I always thought it was the taint, or more appropriately, the part of the penis that is unexposed under the scrotum and taint.
I don't know if it was where she was going with this, but the Marco Polo reference reminded me of a quote from Rules of Attraction:
If I can't make a girl come, then why bother? It's like asking questions in a letter.
I thought that was what the muyul cut off ...
I've never heard of chode meaning anything other than taint. Or perineum, if you want to get fancy.
If I saw a penis wider than it was long (we're talking diameter, not circumference, correct?) I would politely excuse myself and leave. Gross.
@7,
I believe that was the narrator of the book, not Kilgore.
Though I hate to agree with him about anything, Tao Lin's definition is the one I've always heard.
Hung like a tuna can, baybee. You know you want it. C'mere, hey, where ya goin'?

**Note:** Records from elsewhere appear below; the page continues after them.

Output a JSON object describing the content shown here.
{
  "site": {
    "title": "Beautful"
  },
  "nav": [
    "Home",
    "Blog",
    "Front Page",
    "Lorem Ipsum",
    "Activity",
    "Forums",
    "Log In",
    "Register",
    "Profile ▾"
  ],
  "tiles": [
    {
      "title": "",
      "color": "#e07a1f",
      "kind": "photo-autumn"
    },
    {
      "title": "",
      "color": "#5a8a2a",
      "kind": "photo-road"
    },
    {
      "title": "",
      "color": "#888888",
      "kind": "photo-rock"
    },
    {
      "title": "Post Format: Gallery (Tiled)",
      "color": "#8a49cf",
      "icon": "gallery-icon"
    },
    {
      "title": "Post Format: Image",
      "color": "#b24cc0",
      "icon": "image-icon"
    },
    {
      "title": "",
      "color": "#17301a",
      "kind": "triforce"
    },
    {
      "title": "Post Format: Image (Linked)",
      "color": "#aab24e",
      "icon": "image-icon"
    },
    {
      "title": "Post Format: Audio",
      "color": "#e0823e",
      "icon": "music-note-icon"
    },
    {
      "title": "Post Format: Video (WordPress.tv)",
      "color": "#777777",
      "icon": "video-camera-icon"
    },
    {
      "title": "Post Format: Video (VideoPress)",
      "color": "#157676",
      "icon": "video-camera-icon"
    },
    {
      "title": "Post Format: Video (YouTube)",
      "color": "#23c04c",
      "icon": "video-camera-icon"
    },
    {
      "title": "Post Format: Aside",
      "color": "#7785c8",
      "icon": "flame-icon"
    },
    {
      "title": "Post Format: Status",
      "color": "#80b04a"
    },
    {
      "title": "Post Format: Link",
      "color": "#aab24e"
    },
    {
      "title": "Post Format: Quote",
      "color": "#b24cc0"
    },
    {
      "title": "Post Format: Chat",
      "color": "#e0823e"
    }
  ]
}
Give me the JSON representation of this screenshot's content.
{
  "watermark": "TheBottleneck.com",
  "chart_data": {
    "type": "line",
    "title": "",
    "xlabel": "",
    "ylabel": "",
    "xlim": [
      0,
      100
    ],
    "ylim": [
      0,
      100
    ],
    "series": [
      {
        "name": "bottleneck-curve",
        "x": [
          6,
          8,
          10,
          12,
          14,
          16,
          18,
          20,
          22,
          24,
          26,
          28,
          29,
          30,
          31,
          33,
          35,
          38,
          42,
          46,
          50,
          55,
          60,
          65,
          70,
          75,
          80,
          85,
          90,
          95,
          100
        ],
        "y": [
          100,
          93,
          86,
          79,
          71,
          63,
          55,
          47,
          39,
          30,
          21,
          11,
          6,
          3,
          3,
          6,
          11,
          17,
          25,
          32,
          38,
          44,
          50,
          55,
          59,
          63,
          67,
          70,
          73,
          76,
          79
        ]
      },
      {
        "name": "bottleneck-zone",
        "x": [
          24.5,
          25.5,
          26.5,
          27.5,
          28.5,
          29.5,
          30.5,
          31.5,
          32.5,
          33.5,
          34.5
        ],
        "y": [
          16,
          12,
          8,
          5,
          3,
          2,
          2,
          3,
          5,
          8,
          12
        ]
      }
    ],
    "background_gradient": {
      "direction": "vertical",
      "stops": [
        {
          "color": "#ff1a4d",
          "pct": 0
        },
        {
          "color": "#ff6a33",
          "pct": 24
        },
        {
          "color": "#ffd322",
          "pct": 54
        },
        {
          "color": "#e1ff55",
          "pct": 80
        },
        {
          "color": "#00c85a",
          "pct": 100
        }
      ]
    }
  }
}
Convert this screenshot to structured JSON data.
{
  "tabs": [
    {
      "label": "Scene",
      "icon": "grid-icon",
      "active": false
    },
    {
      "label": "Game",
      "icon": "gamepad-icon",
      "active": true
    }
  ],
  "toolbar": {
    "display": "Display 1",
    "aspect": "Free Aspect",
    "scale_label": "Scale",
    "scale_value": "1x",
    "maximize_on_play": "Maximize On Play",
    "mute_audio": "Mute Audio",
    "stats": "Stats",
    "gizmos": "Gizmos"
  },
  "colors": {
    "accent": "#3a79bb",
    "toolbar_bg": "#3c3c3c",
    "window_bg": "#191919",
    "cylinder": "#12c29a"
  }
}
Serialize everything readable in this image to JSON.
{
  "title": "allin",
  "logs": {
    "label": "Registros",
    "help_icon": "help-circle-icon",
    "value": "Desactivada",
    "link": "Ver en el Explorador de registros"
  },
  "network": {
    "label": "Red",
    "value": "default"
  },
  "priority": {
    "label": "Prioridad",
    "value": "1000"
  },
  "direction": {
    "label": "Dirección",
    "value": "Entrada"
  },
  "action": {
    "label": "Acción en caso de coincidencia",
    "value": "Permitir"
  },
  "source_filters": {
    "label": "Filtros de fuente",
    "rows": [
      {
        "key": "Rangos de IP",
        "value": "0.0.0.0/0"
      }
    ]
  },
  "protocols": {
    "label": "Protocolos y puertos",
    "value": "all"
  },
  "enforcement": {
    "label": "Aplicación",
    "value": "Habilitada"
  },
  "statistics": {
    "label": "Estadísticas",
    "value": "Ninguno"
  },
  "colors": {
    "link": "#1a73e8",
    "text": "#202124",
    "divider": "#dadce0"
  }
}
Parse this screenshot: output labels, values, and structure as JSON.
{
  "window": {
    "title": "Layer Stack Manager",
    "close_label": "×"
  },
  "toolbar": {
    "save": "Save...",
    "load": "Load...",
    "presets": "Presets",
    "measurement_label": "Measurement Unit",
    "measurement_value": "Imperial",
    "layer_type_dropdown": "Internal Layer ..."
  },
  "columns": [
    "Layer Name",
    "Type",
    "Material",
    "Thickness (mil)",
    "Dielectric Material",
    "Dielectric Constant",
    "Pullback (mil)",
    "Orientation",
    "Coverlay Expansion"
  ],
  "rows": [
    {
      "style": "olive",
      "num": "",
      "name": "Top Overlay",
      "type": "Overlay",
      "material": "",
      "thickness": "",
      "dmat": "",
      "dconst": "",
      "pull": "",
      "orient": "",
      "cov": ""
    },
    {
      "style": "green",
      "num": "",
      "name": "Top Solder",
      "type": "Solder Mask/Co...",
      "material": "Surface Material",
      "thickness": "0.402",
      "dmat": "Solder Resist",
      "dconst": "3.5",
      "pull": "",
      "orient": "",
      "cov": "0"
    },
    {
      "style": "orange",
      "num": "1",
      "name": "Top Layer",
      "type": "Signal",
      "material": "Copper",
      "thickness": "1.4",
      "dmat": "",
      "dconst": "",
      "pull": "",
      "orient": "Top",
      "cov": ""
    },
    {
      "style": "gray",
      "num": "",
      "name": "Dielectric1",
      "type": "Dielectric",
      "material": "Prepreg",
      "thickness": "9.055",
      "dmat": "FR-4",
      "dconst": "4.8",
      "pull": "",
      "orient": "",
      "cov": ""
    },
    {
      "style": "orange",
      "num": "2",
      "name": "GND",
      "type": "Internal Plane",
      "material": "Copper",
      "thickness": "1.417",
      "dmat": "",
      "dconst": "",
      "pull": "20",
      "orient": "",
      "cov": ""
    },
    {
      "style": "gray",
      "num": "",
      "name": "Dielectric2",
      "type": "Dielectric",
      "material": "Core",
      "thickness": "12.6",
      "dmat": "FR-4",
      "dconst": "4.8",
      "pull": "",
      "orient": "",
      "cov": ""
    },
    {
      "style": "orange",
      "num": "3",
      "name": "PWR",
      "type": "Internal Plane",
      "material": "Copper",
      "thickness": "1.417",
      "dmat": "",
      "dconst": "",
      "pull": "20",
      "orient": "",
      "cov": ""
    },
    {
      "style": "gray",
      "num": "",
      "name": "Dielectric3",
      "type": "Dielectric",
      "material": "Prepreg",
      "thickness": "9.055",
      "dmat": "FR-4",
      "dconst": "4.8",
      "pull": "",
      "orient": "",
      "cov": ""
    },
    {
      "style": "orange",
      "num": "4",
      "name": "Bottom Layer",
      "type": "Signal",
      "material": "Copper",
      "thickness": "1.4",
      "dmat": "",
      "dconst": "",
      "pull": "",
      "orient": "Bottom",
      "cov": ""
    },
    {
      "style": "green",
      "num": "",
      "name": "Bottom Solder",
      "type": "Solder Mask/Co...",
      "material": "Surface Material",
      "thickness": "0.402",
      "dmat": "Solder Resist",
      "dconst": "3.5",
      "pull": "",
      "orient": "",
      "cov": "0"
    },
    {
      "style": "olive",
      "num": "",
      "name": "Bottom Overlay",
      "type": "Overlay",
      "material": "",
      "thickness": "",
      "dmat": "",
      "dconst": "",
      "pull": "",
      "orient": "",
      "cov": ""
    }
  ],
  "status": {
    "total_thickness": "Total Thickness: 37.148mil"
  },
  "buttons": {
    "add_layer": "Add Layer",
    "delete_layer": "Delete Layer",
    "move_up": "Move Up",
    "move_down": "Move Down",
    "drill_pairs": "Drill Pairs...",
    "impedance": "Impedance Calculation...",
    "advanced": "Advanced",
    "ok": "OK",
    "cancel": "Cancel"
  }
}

Choad = Taint. Grundle also means the same thing.
And for the record, the term to describe the similar spot of skin on a woman is scrum.
I always thought a choad was the larger cousin of a dingleberry.
For those who wish it meant taint: 1. Taint already exists to mean taint, and 2. Choad/Chode is clearly descriptive of an object or thing, not a location. Seriously.
And scrum, for the record, is already a word that denotes a rugby melee, and has nothing whatsoever to do with woman's body. How crude.
@18 Ugh, now playing rugby will take on a whole new meaning...
sidenote: as a back row involved in a Scrum, I have had to be in contact with another man's Chode (both kinds, in fact)
#19 - crap, to come to think of it, I DO remember "chode" being synonymous with "dingleberry" for part of my elementary school years as well.. Then, of course, we've got the multiple, grade-school definitions of dingleberry to contend with.
@19: Taint has another meaning as well. As does pussy. Your point?
I have no idea what this means.
I can't hear Choad without thinking of the Hawaii Show (aka Steve Dude & former member of LFTR PLLR).
CHOADERIN'!!!!!!
NO! "Taint" is always (and only) "taint", as in the part that taint you balls and taint your asshole.
@25, no, sorry, "taint" also means "a contaminating mark on influence" or to bestow such a mark or influence.
hanging choads.
and it's 'mohel', will in seattle. i'm smarter than you.
Wonder what Will thinks a brisket of beef is? I think he was showing off and ended up moiling the waters.
Guys, guys. Must we disagree so? The usage rules of these words as dysphemisms are very simple.
Choad is the perfect term for a short, fat penis. It sounds like toad, which is evocative of the shape and describes how most people feel when they find one - grossed out, but also morbidly intrigued.
Taint, on the other hand, is a serviceable term for the perineum. It has an amusing (and apocryphal) etymological story - "'Tain't his balls and 'tain't his ass." It also suggests a stain or a contamination, which should be familiar to all you back-to-front wipers.
This has been an update from the Profanity & Expletive Review, Validation, & Expert Recommendation Team (PERVERT). You can contact us through our web site or by shouting FUCK! loudly and repeatedly.
It's not what you have.
It's that it's eight inches long.
#15
I think you're right.
And @29 Wins!! One free drink from everyone to Greg at SlogHappy tomorrow!